Asia Pacific has recovered from the economic downturn “significantly faster” than western countries, said Simranjit Singh, director, Frost & Sullivan (F&S). In particular Singh highlighted Malaysia as a country well equipped to grow its biopharm industry.
Singh believes Malaysia is an ideal country to produce generics because of its“existing strong base of regional players such as CCM Pharma, Pharmaniaga, Kotrapharma, etc that have raised standards for quality products".
Despite F&S’ belief in the rising standards in Malaysia, Singh said “the large number of counterfeits and concern for the quality of generics” are factors restricting growth.
F&S predicts that the Malaysian biopharm sector will have a compound annual growth rate (CAGR) of 11 per cent from 2009 to 2012.
Factors driving growth include rising demand for drugs to treat lifestyle diseases, such as diabetes, lack of price controls in the private sector and strong government support for generics.
The generics market in 2010 is valued at US$416m (€337m) with an expected CAGR of eight per cent. F&S believes there are opportunities for domestic manufacturers of good quality generics to expand or consolidate to achieve economies of scale.
Malaysia also represents an opportunity for overseas investors. "Given the proper incentives and the right time, Malaysia could present a very viable option for investors to setting up base for their pharmaceutical and biotechnology operations", said Singh.
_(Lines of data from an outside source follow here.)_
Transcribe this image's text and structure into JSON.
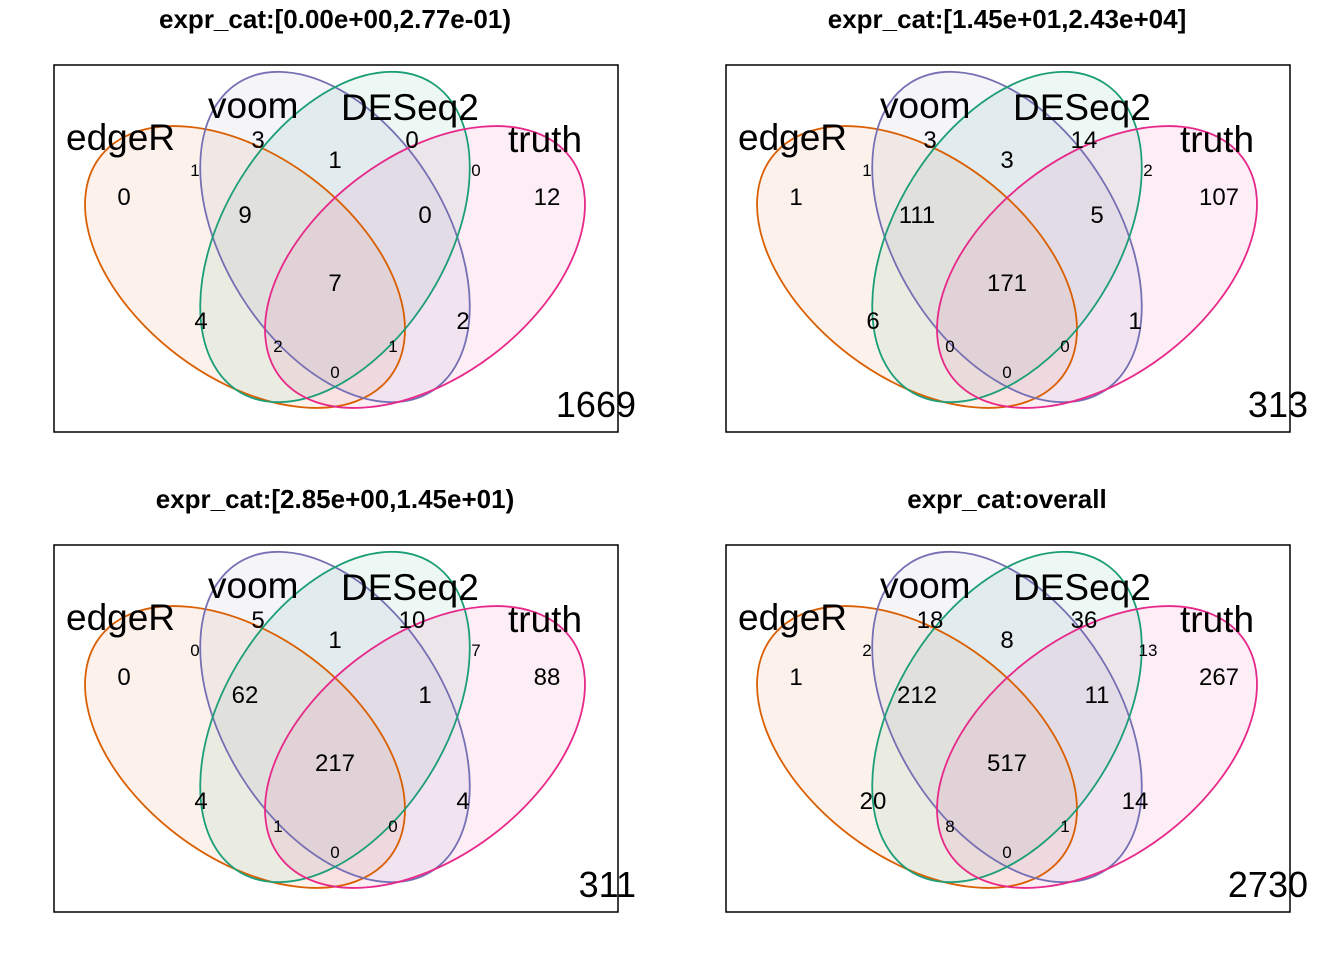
{
  "sets": [
    {
      "key": "edgeR",
      "label": "edgeR",
      "color": "#D95F02",
      "fill": "#FBE9DD"
    },
    {
      "key": "voom",
      "label": "voom",
      "color": "#7570B3",
      "fill": "#E5E4F0"
    },
    {
      "key": "DESeq2",
      "label": "DESeq2",
      "color": "#1B9E77",
      "fill": "#DDEEE7"
    },
    {
      "key": "truth",
      "label": "truth",
      "color": "#E7298A",
      "fill": "#FBDFEE"
    }
  ],
  "panels": [
    {
      "title": "expr_cat:[0.00e+00,2.77e-01)",
      "counts": {
        "edgeR_only": "0",
        "voom_only": "3",
        "deseq2_only": "0",
        "truth_only": "12",
        "edgeR_voom": "1",
        "voom_deseq2": "1",
        "deseq2_truth": "0",
        "edgeR_voom_deseq2": "9",
        "voom_deseq2_truth": "0",
        "all": "7",
        "edgeR_deseq2": "4",
        "voom_truth": "2",
        "edgeR_deseq2_truth": "2",
        "edgeR_voom_truth": "1",
        "edgeR_truth": "0",
        "outside": "1669"
      }
    },
    {
      "title": "expr_cat:[1.45e+01,2.43e+04]",
      "counts": {
        "edgeR_only": "1",
        "voom_only": "3",
        "deseq2_only": "14",
        "truth_only": "107",
        "edgeR_voom": "1",
        "voom_deseq2": "3",
        "deseq2_truth": "2",
        "edgeR_voom_deseq2": "111",
        "voom_deseq2_truth": "5",
        "all": "171",
        "edgeR_deseq2": "6",
        "voom_truth": "1",
        "edgeR_deseq2_truth": "0",
        "edgeR_voom_truth": "0",
        "edgeR_truth": "0",
        "outside": "313"
      }
    },
    {
      "title": "expr_cat:[2.85e+00,1.45e+01)",
      "counts": {
        "edgeR_only": "0",
        "voom_only": "5",
        "deseq2_only": "10",
        "truth_only": "88",
        "edgeR_voom": "0",
        "voom_deseq2": "1",
        "deseq2_truth": "7",
        "edgeR_voom_deseq2": "62",
        "voom_deseq2_truth": "1",
        "all": "217",
        "edgeR_deseq2": "4",
        "voom_truth": "4",
        "edgeR_deseq2_truth": "1",
        "edgeR_voom_truth": "0",
        "edgeR_truth": "0",
        "outside": "311"
      }
    },
    {
      "title": "expr_cat:overall",
      "counts": {
        "edgeR_only": "1",
        "voom_only": "18",
        "deseq2_only": "36",
        "truth_only": "267",
        "edgeR_voom": "2",
        "voom_deseq2": "8",
        "deseq2_truth": "13",
        "edgeR_voom_deseq2": "212",
        "voom_deseq2_truth": "11",
        "all": "517",
        "edgeR_deseq2": "20",
        "voom_truth": "14",
        "edgeR_deseq2_truth": "8",
        "edgeR_voom_truth": "1",
        "edgeR_truth": "0",
        "outside": "2730"
      }
    }
  ]
}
Other therapeutic areas highlighted by Singh include cardiovascular and metabolic diseases and oncology. The Malaysian markets for cardiovascular and metabolic diseases are valued at $100m and $95m respectively.
Diabetes is viewed as a particularly opportunity. Malaysia has 1.8m diabetics but it is believed a further 80 per cent is undiagnosed, demonstrating a need for greater diagnosis and treatment.
The onlocolgy market is valued at $30m, with growth coming from early diagnosis and targeted therapy of lung, breast and colorectal cancer.